Mémoire de grand-père
Lorsque mon grand-père était petit, sa maman lui donnait toujours une pomme pour sa collation de 10h. A l’heure de la récréation, il l’épluchait au dessus de la corbeille de l’instituteur.
Le caïd de sa classe se moquait toujours de lui en le regardant sortir sa pomme de son cartable…
– Bouh… Le petit bébé à sa maman va manger sa pomme !!!
Très affecté, mon grand-père n’osa plus emmener sa collation pendant plusieurs jours. Ce n’est qu’après insistance de sa maman qu’il recommença, et le même scénario se produisit pendant l’épluchage :
– Bouh… Le petit bébé à sa maman va manger sa pomme !!!

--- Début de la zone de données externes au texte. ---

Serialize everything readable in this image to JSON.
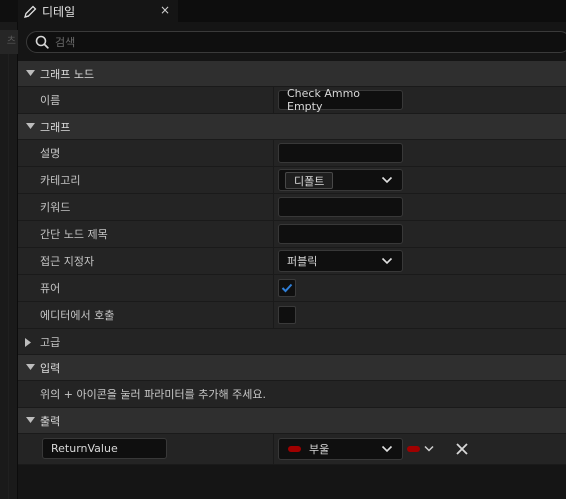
{
  "left_fragment": "츠",
  "tab": {
    "title": "디테일",
    "close": "×"
  },
  "search": {
    "placeholder": "검색"
  },
  "sections": {
    "graph_node": {
      "label": "그래프 노드",
      "name_label": "이름",
      "name_value": "Check Ammo Empty"
    },
    "graph": {
      "label": "그래프",
      "description_label": "설명",
      "category_label": "카테고리",
      "category_value": "디폴트",
      "keywords_label": "키워드",
      "compact_title_label": "간단 노드 제목",
      "access_label": "접근 지정자",
      "access_value": "퍼블릭",
      "pure_label": "퓨어",
      "pure_checked": true,
      "call_in_editor_label": "에디터에서 호출",
      "call_in_editor_checked": false
    },
    "advanced": {
      "label": "고급"
    },
    "inputs": {
      "label": "입력",
      "hint": "위의 + 아이콘을 눌러 파라미터를 추가해 주세요."
    },
    "outputs": {
      "label": "출력",
      "param_name": "ReturnValue",
      "param_type": "부울"
    }
  },
  "colors": {
    "checkbox_accent": "#2f7fd8",
    "bool_pin": "#a00000"
  },
  "icons": [
    "pencil-icon",
    "close-icon",
    "search-icon",
    "chevron-down-icon",
    "triangle-right-icon",
    "checkmark-icon",
    "remove-icon"
  ]
}
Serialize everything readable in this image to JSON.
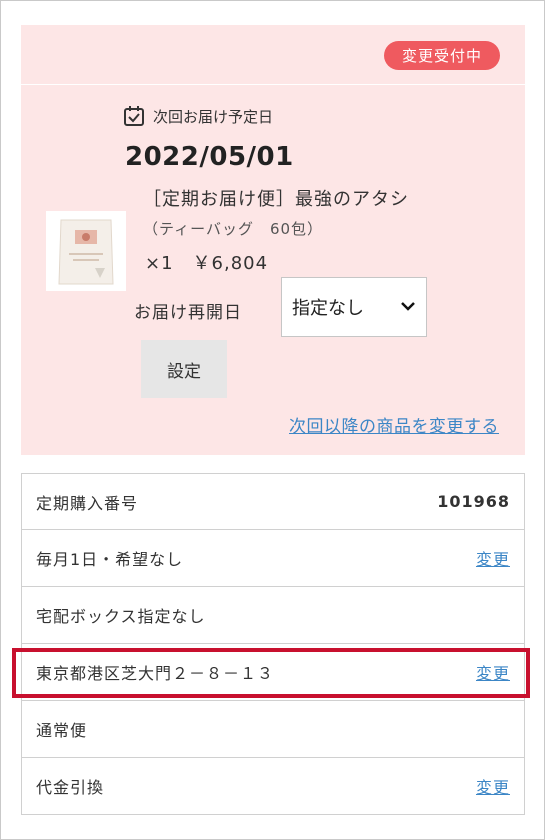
{
  "status_badge": "変更受付中",
  "next_delivery": {
    "label": "次回お届け予定日",
    "date": "2022/05/01"
  },
  "product": {
    "name_line1": "［定期お届け便］最強のアタシ",
    "name_line2": "（ティーバッグ　60包）",
    "qty_price": "×1　￥6,804"
  },
  "resume": {
    "label": "お届け再開日",
    "selected": "指定なし"
  },
  "set_button": "設定",
  "change_products_link": "次回以降の商品を変更する",
  "details": {
    "order_label": "定期購入番号",
    "order_number": "101968",
    "schedule": "毎月1日・希望なし",
    "box": "宅配ボックス指定なし",
    "address": "東京都港区芝大門２－８－１３",
    "shipping": "通常便",
    "payment": "代金引換",
    "change_label": "変更"
  },
  "colors": {
    "badge": "#ef5a5f",
    "panel": "#fde6e6",
    "link": "#3c86c6",
    "highlight": "#c8102e"
  }
}
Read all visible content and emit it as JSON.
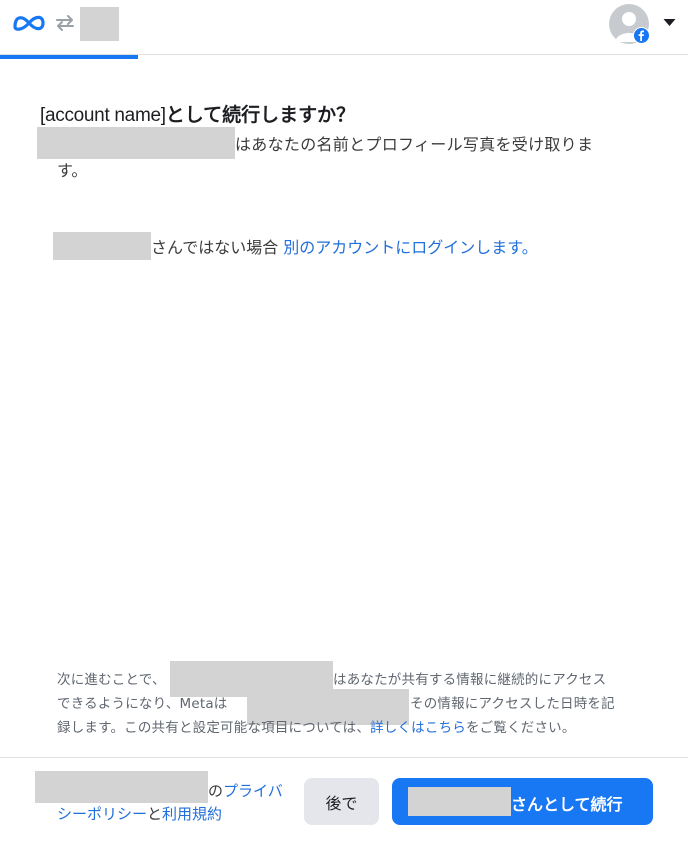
{
  "header": {
    "logo_icon": "meta-infinity-logo",
    "swap_icon": "arrows-swap-icon",
    "avatar_icon": "default-profile-avatar",
    "badge_icon": "facebook-badge",
    "dropdown_icon": "caret-down-icon",
    "progress": 0.2
  },
  "main": {
    "title_name": "[account name]",
    "title_suffix": "として続行しますか？",
    "desc_line1": "はあなたの名前とプロフィール写真を受け取りま",
    "desc_line2": "す。",
    "not_you_text": "さんではない場合 ",
    "not_you_link": "別のアカウントにログインします。"
  },
  "disclosure": {
    "l1a": "次に進むことで、",
    "l1b": "はあなたが共有する情報に継続的にアクセス",
    "l2a": "できるようになり、Metaは",
    "l2b": "その情報にアクセスした日時を記",
    "l3a": "録します。この共有と設定可能な項目については、",
    "l3_link": "詳しくはこちら",
    "l3b": "をご覧ください。"
  },
  "footer": {
    "policy_prefix": "の",
    "privacy_l1": "プライバ",
    "privacy_l2": "シーポリシー",
    "and": "と",
    "terms": "利用規約",
    "later_label": "後で",
    "continue_label": "さんとして続行"
  },
  "colors": {
    "primary": "#1877f2",
    "link": "#216fdb",
    "secondary_button": "#e4e6eb",
    "redaction": "#d3d3d3"
  }
}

Un jour, alors qu’il se dirigeait vers la cour, mon grand-père se rendit compte qu’il avait oublié de ranger ses affaires. Il revint sur ses pas, et à sa grande surprise, il vit le garçon-moqueur, seul, penché au-dessus de la corbeille, en train de manger les épluchures de la pomme. Ils se regardèrent tous les deux, médusés !
Ce soir-là, à table, mon grand-père raconta l’épisode en famille. Son père en profita pour expliquer à ses 12 enfants, que certains parents étaient trop pauvres pour acheter des pommes à leurs enfants, et que parfois, ce manque se manifestait par de la jalousie. Ce garçon, qui avait très envie de manger une pomme n’a pas trouvé d’autres moyens de s’exprimer qu’en se moquant.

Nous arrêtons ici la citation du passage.